Islandia akan mengakhiri perburuan paus secara komersial mulai tahun 2024. Hal ini karena permintaan daging paus hasil perburuan Islandia terus berkurang.

Islandia adalah negara yang masih berburu ikan paus secara komersial. Pada Jumat pihak Islandia menyampaikan berencana untuk mengakhiri praktik tersebut mulai tahun 2024 karena permintaan daging paus menurun.

Lembaga konservasi laut yang berbasis di Eropa, ORCA, menyambut baik berita bahwa perburuan paus komersial di Islandia akan dihentikan.

Islandia (bersama Norwegia) adalah negara di Eropa yang masih melakukan perburuan paus komersial, meskipun Komisi Penangkapan Ikan Paus Internasional mengeluarkan moratorium penangkapan paus komersial, yang mulai berlaku pada 1986.

Paus memainkan peran penting dalam ekosistem, memegang peran kunci dalam menjaga kesehatan lautan kita dan terus memburu mereka memiliki dampak buruk pada kesehatan lingkungan laut yang lebih luas.

Islandia melanjutkan perburuan paus komersial pada tahun 2006 dengan menargetkan paus minke dan paus sirip.

Paus minke terakhir yang diburu tahun 2018 dan pada tahun 2020 satu-satunya perusahaan perburuan paus minke yang tersisa membuat pernyataan publik yang mengkonfirmasi penghentian semua operasi penangkapan paus.

Perusahaan tersebut mengutip inefisiensi ekonomi dan perluasan suaka paus di Teluk Faxaflói, di lepas Reykjavik, sebagai alasan utama untuk mengakhiri perburuan.

Perburuan paus sirip terakhir terjadi pada tahun 2018. Sebanyak 146 cetacea dibantai termasuk betina yang sedang hamil.

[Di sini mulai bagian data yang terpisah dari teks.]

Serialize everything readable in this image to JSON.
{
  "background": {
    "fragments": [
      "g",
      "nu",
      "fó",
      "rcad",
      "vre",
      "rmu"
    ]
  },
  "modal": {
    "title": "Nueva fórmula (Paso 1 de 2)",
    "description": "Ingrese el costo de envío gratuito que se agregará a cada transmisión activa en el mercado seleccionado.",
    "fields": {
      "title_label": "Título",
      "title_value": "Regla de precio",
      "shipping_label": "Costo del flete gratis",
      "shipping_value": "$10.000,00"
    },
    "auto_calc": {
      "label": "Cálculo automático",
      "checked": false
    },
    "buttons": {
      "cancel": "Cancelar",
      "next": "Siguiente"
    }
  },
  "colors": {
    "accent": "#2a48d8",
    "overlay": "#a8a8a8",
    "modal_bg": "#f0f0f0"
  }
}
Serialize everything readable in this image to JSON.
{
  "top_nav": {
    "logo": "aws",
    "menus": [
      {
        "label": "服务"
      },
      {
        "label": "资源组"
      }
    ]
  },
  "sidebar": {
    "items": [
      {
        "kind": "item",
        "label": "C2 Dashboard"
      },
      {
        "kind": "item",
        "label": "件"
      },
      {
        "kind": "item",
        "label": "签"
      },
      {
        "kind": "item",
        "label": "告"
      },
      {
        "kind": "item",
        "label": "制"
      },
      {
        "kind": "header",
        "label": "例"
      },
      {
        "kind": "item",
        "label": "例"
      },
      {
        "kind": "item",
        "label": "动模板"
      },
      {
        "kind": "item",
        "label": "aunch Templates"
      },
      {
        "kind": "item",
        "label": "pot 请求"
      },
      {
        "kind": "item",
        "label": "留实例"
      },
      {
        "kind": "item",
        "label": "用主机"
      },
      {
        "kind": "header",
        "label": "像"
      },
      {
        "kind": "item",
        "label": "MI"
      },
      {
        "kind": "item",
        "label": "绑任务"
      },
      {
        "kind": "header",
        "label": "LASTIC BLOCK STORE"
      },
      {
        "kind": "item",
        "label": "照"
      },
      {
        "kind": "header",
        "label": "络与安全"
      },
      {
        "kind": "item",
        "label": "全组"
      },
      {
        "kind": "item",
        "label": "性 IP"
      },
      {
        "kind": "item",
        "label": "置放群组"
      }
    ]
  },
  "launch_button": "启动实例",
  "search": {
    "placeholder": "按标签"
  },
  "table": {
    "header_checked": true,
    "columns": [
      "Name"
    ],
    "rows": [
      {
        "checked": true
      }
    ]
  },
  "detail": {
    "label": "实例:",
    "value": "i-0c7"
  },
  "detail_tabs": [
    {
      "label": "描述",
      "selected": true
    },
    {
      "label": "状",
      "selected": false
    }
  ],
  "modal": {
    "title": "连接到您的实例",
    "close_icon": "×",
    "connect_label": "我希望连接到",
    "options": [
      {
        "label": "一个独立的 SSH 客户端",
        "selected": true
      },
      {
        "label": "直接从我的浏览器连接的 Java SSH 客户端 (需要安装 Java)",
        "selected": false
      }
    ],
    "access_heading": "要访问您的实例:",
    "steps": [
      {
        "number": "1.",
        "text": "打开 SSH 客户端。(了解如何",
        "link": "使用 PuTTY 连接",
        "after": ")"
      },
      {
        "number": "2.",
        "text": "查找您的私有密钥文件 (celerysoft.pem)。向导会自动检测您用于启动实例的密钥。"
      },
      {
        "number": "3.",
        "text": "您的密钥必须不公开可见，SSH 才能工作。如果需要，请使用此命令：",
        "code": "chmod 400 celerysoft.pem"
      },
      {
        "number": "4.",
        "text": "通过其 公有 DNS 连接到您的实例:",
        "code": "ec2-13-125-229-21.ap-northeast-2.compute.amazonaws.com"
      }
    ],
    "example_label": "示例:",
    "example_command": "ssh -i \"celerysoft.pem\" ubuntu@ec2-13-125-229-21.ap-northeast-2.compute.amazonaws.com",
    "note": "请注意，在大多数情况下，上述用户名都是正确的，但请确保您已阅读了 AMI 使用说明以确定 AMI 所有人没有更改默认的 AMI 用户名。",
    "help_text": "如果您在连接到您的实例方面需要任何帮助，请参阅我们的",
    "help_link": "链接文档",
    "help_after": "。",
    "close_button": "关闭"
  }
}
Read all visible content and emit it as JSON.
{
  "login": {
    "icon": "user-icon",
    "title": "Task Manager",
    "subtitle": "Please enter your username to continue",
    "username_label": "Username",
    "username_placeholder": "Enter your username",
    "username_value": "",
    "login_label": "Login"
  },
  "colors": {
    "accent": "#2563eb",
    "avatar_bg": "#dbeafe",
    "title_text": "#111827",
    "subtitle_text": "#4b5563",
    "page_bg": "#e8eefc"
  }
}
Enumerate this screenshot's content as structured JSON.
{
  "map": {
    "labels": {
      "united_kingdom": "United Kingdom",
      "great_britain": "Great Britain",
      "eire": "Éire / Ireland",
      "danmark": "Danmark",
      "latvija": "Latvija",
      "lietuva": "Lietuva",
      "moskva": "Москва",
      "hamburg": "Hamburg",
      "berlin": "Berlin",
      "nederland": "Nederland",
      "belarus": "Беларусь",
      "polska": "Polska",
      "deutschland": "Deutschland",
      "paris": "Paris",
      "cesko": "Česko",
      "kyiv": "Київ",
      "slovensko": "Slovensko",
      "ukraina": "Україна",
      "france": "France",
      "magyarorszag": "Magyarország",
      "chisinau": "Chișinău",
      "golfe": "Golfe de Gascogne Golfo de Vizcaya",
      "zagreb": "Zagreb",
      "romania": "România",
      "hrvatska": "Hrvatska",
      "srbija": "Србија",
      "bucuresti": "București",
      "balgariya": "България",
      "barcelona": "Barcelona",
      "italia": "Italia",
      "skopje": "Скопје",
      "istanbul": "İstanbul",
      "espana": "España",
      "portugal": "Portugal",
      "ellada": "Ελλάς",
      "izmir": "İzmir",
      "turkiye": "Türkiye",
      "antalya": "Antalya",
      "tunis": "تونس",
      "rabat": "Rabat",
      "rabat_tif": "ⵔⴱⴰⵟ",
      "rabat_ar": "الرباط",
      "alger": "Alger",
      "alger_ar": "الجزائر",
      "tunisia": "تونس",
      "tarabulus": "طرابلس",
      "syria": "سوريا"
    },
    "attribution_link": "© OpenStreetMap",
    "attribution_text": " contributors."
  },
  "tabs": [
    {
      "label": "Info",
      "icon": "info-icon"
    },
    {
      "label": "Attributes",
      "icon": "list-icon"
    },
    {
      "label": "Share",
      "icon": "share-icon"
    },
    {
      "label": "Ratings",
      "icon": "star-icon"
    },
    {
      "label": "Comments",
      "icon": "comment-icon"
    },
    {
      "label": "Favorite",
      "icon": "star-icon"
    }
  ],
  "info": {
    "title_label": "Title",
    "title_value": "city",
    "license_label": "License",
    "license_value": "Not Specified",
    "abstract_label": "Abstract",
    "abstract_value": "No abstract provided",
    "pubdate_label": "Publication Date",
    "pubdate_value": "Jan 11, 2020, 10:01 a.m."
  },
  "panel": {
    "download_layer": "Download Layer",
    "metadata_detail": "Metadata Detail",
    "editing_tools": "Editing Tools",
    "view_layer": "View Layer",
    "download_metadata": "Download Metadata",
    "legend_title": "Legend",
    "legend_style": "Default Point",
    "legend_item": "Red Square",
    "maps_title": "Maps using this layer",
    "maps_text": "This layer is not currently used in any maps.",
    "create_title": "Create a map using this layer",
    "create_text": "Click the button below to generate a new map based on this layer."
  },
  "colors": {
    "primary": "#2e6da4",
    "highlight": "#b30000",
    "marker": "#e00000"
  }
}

Selain itu, terdapat dua hibrida paus sirip – paus biru yang langka, meskipun paus biru merupakan spesies yang dilindungi.

Kuota tahunan Islandia untuk 2019 – 2023 mengizinkan 209 paus sirip untuk diburu dan dibunuh dan 217 paus minke.

Izin penangkapan paus saat ini akan habis pada tahun 2023 dan jika tidak diperpanjang, paus balin di perairan Islandia akhirnya bisa aman.

Direktur ORCA Sally Hamilton, mengatakan perburuan paus adalah praktik brutal dan biadab yang tidak memiliki tempat di dunia modern. Ini adalah bukti lebih lanjut bahwa industri penangkapan paus komersial sedang menurun, dan dengan penurunan penjualan daging, tindakan yang diambil menjadi lebih penting dari sebelumnya.

“Publik, LSM, pemerintah, dan industri harus terus menekan segelintir negara dalam menghadapi konsensus global yang luar biasa tentang praktik ini sehingga suatu hari kita dapat melihat lautan di mana paus aman dari perburuan.”